4. In cases where the first or last annual accounting period is less than 90 days, it may be combined with the following annual accounting period or combined with the preceding annual accounting period to constitute a full annual accounting period; the first or last annual accounting period must be under 15 months.
Therefore, if the first or last annual accounting period is less than 90 days, it is permissible to combine it with the next annual accounting period or with the preceding annual accounting period to form a complete annual accounting period.
Note: The first or last annual accounting period must be under 15 months.
Is it allowed to combine a short previous accounting period with the next accounting period in Vietnam? (Image from the Internet)
What are the period-based accounting principles in Vietnam?
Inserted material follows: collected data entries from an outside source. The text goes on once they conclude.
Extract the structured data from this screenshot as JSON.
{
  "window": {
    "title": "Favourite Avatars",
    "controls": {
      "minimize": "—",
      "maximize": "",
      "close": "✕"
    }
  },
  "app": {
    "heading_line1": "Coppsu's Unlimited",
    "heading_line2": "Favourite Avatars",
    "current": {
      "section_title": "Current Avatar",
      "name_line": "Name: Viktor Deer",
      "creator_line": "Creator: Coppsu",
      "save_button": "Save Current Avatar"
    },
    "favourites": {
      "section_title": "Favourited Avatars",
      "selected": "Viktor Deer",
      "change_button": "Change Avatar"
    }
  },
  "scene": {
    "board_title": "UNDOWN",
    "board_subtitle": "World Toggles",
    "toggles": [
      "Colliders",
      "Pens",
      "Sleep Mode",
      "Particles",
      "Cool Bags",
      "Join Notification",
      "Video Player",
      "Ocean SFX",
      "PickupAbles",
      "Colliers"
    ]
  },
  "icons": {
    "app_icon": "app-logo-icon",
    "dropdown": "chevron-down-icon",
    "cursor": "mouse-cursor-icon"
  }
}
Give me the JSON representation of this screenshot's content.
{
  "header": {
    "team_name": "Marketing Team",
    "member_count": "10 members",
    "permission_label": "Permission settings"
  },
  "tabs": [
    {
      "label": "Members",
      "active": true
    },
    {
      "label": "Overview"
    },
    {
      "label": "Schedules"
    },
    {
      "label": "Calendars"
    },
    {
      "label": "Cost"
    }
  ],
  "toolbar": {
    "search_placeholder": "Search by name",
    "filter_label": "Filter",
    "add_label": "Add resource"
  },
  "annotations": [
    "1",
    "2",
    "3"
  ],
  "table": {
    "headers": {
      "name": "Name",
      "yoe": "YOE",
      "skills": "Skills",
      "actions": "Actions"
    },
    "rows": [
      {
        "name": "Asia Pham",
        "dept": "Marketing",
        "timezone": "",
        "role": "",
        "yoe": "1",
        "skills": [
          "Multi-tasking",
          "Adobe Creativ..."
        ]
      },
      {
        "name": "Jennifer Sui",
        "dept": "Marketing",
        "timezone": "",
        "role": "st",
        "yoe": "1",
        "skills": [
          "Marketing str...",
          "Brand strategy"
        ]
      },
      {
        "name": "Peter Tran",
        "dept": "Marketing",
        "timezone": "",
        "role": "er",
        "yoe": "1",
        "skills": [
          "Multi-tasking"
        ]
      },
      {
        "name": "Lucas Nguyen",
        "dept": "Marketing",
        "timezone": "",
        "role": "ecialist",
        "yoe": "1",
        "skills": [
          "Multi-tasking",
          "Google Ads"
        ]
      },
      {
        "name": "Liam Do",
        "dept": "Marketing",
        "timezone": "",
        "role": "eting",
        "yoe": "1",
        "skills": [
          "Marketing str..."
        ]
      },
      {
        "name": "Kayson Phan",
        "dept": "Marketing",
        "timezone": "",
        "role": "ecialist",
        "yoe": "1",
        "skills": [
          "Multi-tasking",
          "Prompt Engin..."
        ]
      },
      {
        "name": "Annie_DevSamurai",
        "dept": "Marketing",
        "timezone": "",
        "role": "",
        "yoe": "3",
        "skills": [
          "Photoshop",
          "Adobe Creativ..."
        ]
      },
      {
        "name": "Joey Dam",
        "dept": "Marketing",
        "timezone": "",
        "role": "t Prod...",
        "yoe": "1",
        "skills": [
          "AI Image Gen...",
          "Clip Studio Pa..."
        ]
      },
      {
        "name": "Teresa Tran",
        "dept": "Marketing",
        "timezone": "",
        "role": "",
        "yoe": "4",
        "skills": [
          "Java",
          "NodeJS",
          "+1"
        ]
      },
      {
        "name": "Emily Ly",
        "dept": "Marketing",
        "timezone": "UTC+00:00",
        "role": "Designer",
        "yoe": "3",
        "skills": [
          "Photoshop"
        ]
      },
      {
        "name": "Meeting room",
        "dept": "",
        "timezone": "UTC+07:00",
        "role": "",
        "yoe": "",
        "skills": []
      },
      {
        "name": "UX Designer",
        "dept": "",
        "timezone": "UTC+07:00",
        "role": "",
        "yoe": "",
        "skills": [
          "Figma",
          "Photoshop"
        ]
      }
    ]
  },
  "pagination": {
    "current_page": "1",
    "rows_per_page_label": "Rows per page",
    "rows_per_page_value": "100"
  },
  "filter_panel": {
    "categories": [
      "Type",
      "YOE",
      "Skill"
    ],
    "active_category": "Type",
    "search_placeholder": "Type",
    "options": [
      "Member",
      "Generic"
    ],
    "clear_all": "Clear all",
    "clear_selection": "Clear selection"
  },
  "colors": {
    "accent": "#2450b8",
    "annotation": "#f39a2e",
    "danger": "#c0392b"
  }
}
According to Clause 2, Article 8 of Circular 111/2021/TT-BTC, the period-based accounting principles are specified. To be specific:
- The date for tax accounting entry is determined as the accounting entry date recorded in the tax accounting subsystem.
- The date for collecting input information for tax accounting must adhere to the principle of the day on which the tax administration transaction arises or the latest on the next consecutive day after the tax administration transaction arises.
Except on public holidays as regulated, the information collection day is the next working day following the public holiday.
- In case adjustments arise in the tax management transactions that have been accounted for the tax period of the previous year during the tax period reporting timeframe, if it occurs before the closing of the tax accounting period, adjustments are accounted for in the tax period of the previous year and determined based on the accounting year’s information specified in Clause 1, Article 8 of Circular 111/2021/TT-BTC
- After the closing of the tax accounting period, any adjustment of data pertaining to the tax accounting period of the previous year can only be executed upon the request of competent state authorities and in accordance with Clauses 3 and 4, Article 27, and Clauses 2 and 3, Article 30 of Circular 111/2021/TT-BTC.
When shall the tax accounting documents be prepared in Vietnam?
According to Clause 2, Article 16 of Circular 111/2021/TT-BTC, there are two cases where tax accounting documents must be prepared:
- The case where the tax authority must adjust the state budget revenue data at the request of the State Treasury or competent authority, wherein the adjustment information only affects the tax accounting report data without changing the taxpayer’s tax obligation in the taxpayer obligation management subsystem.
- The case where policy changes lead to adjustments to the tax accounting report data without changing the taxpayer’s tax obligation.